I realize that anyone who can play with apparmor config can screw the
box into the ground in a lot of ways, but... when you have a recursion
kernel-side, it would be nice to have its depth bounded.  Not even root
should be able to panic the box with a single call of rmdir(2)...

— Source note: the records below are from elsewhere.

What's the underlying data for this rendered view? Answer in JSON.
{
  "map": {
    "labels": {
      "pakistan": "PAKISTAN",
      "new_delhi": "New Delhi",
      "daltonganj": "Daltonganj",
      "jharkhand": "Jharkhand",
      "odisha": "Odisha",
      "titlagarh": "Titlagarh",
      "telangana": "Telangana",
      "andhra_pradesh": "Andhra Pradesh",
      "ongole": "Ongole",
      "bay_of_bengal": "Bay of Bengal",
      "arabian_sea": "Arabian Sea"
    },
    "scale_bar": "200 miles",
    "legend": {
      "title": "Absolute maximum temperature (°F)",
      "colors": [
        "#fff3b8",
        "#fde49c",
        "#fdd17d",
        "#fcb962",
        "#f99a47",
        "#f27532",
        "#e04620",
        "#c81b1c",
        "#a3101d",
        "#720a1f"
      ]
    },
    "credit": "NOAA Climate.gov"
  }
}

Indeed, we can cap this something about ~3x what realistically we would see with

nesting of user namespaces. Some where between between 8-16 deep should be enough.

Something like

diff --git a/security/apparmor/include/policy_ns.h b/security/apparmor/include/policy_ns.h
index d646070fd966..081a0d5988d4 100644
--- a/security/apparmor/include/policy_ns.h
+++ b/security/apparmor/include/policy_ns.h
@@ -19,6 +19,9 @@
 #include "policy.h"


+/* maximum nesting of policy namespaces */
+#define MAX_NS_DEPTH 8
+
 /* struct aa_ns_acct - accounting of profiles in namespace
  * @max_size: maximum space allowed for all profiles in namespace
  * @max_count: maximum number of profiles that can be in this namespace
diff --git a/security/apparmor/policy_ns.c b/security/apparmor/policy_ns.c
index 64783ca3b0f2..89a6fecfd39a 100644
--- a/security/apparmor/policy_ns.c
+++ b/security/apparmor/policy_ns.c
@@ -223,6 +223,9 @@ static struct aa_ns *__aa_create_ns(struct aa_ns *parent, const char *name,
     AA_BUG(!name);
     AA_BUG(!mutex_is_locked(&parent->lock));

+    if (ns->level >= MAX_NS_LEVEL)
+        return ERR_PTR(-EPERM);
+
     ns = alloc_ns(parent->base.hname, name);
     if (!ns)
         return ERR_PTR(-ENOMEM);

would do for the creation side, which should be enough. But We could also

throw in a bug check and bail against the the ns->level on the rmdir as well.